Davalı vekili, müvekkili şirkete husumet yöneltilemeyeceğini, güvenlik adına üzerine düşen bütün sorumluluklarını yerine getirdiğini savunarak davanın reddini, davanın güvenlik işiyle ilgili görev yapan P.. A... ve E... Sigorta A.Ş."ne ihbarını istemiştir.
Mahkemece, iddia, savunma ve dosya kapsamına göre; hırsızlık olayının olduğu AVM otoparkında güvenlik görevlisi, elli adet kamera, müşterileri değerli eşyalarını yanlarına almaları, araç içine bırakmamaları konusunda uyarıların ve AVM içinde kilitli dolapların olduğu, davalının güvenlik önlemlerini aldığı, davacıların değerli eşyalarını araç içinde bırakmaması uyarısına rağmen davaya konu eşyaları araç içinde bıraktığı, bu durumda davalının sorumlu olamayacağı, kaldı ki davacıların aracın içerisinde davaya konu eşyaların olduğunu ispatlayamadıkları gerekçesiyle, maddi tazminat ile ilgili davanın; davacıların kişilik haklarına saldırı olmadığı ve manevi tazminatın koşullarının oluşmadığı gerekçesiyle de manevi tazminat ile ilgili davanın reddine karar verilmiştir.
Kararı, davacılar vekili temyiz etmiştir.
1- Maddi tazminata yönelik verilen karara ilişkin temyiz istemi yönünden;
5219 Sayılı Kanun ile yapılan değişiklik sonucu HUMK"nın 427. maddesinde öngörülen kesinlik sınırı, 5236 sayılı Kanun"un 19. maddesiyle HUMK’na eklenen Ek-Madde 4’te öngörülen yeniden değerleme oranı da dikkate alındığında 2012 yılı için 1.690,00 TL"dir.

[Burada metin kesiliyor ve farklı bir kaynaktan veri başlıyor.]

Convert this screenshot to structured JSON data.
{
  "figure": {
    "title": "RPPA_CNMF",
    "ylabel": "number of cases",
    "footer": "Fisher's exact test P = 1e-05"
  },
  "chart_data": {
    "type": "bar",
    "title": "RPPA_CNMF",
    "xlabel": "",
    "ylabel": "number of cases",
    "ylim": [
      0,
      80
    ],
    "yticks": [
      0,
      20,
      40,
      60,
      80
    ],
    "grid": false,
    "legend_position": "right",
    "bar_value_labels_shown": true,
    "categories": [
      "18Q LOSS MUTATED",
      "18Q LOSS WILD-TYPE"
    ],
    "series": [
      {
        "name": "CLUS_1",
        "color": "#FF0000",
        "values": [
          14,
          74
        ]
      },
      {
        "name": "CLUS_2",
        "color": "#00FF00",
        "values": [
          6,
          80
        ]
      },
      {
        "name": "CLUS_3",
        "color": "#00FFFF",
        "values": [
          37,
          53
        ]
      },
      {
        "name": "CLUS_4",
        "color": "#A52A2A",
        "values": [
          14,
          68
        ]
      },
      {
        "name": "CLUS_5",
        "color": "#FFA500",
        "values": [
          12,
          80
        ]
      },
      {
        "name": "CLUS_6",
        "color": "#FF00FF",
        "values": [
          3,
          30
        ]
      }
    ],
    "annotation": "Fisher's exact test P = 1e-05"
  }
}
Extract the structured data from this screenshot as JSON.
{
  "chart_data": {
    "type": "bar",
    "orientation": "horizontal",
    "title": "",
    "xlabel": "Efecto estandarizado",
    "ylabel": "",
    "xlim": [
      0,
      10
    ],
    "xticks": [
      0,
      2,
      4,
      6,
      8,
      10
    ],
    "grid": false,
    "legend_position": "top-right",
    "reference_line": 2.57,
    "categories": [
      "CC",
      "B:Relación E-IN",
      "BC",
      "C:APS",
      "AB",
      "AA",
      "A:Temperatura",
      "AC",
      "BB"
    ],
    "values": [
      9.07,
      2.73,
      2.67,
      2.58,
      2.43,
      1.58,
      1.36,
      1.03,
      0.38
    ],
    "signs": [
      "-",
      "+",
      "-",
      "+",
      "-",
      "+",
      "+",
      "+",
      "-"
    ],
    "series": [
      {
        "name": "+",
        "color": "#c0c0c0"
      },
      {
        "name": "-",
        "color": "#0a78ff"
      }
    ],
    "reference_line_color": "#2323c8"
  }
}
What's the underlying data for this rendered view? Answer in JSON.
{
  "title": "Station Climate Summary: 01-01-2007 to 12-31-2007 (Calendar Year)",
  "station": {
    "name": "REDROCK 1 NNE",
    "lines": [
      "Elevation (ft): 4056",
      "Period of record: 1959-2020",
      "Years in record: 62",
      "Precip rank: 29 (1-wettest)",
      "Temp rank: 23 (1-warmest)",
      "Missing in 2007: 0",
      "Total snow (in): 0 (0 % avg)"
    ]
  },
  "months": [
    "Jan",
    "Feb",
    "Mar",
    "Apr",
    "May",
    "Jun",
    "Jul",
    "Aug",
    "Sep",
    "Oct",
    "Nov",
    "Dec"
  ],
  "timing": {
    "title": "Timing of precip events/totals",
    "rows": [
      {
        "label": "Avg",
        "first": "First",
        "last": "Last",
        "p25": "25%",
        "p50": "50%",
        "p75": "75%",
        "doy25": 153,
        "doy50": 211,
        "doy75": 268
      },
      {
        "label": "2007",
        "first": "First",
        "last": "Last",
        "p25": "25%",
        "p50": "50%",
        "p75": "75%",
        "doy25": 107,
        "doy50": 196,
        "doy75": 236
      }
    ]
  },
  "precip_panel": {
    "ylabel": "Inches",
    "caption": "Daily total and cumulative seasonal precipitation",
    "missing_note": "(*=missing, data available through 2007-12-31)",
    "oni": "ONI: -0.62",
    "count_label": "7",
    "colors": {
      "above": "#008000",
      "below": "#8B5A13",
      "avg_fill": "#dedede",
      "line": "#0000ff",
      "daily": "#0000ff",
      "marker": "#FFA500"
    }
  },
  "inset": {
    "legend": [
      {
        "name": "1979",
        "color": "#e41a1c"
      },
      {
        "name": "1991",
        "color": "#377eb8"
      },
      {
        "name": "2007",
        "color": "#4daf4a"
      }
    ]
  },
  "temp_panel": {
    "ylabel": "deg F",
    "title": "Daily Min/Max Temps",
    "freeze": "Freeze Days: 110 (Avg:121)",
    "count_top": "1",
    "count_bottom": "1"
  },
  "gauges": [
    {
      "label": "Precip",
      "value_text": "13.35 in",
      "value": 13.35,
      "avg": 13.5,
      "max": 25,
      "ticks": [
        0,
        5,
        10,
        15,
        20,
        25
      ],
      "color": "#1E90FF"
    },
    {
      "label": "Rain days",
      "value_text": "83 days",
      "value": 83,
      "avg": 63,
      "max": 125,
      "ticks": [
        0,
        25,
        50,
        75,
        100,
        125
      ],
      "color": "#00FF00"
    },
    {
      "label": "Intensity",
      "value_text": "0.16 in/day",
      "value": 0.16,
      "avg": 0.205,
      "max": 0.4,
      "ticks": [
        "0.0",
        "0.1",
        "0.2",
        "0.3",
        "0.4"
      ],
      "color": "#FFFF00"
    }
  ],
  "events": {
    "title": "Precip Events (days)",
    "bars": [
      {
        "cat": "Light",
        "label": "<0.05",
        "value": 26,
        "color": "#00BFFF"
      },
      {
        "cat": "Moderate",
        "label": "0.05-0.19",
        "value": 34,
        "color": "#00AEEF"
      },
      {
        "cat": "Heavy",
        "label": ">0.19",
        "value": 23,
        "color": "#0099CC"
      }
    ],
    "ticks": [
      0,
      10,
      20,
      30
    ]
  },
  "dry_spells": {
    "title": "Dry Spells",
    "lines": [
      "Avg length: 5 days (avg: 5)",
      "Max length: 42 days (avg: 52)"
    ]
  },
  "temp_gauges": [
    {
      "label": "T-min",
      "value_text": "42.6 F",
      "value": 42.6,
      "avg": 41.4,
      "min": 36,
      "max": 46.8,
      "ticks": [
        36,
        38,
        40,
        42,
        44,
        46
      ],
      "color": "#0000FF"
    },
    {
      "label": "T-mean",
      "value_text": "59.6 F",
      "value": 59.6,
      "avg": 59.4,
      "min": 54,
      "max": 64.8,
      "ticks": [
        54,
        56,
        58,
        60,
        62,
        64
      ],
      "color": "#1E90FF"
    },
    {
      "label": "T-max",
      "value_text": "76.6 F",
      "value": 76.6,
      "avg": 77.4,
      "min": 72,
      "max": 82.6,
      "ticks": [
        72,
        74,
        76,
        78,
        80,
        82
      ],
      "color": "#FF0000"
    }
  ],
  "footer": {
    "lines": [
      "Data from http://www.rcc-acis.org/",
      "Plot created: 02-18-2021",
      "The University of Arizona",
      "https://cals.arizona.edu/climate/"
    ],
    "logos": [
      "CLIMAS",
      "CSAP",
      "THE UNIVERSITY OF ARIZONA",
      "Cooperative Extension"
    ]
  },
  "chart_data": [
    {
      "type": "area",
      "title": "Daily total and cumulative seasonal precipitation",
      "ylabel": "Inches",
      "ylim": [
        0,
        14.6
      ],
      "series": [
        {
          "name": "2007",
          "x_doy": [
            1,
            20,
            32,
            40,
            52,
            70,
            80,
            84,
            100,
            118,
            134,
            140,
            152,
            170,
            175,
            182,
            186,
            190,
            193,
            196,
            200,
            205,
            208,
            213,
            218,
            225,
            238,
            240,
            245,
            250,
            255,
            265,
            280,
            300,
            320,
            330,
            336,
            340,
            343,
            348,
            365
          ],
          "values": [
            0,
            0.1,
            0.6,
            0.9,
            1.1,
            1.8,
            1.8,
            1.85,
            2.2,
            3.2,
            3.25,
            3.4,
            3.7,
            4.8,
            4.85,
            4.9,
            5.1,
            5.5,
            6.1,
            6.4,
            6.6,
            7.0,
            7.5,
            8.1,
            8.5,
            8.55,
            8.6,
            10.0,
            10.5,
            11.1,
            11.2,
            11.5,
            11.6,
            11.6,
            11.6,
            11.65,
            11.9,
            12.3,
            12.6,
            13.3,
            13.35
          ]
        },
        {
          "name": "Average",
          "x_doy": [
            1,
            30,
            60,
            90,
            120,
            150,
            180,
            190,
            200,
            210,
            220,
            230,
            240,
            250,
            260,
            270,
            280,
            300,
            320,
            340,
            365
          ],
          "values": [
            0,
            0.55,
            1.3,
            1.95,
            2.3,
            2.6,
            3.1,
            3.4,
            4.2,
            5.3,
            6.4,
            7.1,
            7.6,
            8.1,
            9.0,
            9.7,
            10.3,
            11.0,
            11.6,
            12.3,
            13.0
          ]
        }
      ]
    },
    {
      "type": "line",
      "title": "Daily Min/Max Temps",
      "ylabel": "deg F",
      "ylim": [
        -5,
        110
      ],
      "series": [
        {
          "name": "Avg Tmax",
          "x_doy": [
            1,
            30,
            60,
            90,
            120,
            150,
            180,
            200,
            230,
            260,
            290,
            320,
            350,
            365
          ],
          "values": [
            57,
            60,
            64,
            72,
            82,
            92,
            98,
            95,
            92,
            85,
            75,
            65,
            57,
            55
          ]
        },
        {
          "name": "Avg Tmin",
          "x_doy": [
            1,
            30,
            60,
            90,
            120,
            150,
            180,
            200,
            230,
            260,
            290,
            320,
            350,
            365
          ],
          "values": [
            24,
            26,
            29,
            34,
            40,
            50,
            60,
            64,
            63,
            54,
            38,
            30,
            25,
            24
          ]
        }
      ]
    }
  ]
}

Dava dilekçesinde, maddi zararının tamamının 1.385,49 TL olduğu ileri sürülerek anılan miktarın tahsili istenilmiş olup, mahkemece, maddi tazminat yönünden davanın reddine dair verilen karar, yukarıda anılan madde hükmüne göre temyiz sınırının altında kaldığı cihetle kesin niteliktedir. Kesin olan kararların temyiz istemleri hakkında mahkemece bir karar verilebileceği gibi, 01.06.1990 gün ve 1989/3 Esas, 1990/4 Karar sayılı İçtihadı Birleştirme Kararı uyarınca Yargıtay tarafından da karar verilebileceğinden, davacılar vekilinin maddi tazminata yönelik verilen karara ilişkin temyiz isteminin reddine karar verilmesi gerekmiştir.
2- Manevi tazminata yönelik verilen karara ilişkin temyiz itirazlarına gelince;
Dosyadaki yazılara, kararın dayandığı delillerle gerektirici sebeplere, delillerin takdirinde bir isabetsizlik bulunmamasına göre, davacılar vekilinin manevi tazminata yönelik verilen karara ilişkin temyiz itirazları yerinde görülmemiştir.
SONUÇ: Yukarıda (1) numaralı bentte açıklanan nedenlerle, davacılar vekilinin maddi tazminata ilişkin hükme yönelik temyiz isteminin mahkeme hükmünün kesin olması nedeniyle REDDİNE, (2) numaralı bentte açıklanan nedenlerle davacılar vekilinin manevi tazminata ilişkin hükme yönelik tüm temyiz itirazlarının reddiyle usul ve kanuna uygun bulunan hükmün ONANMASINA, aşağıda yazılı onama harcının temyiz edenlerden alınmasına, karar düzeltme yolu kapalı olmak üzere, 06.05.2014 tarihinde oybirliğiyle karar verildi.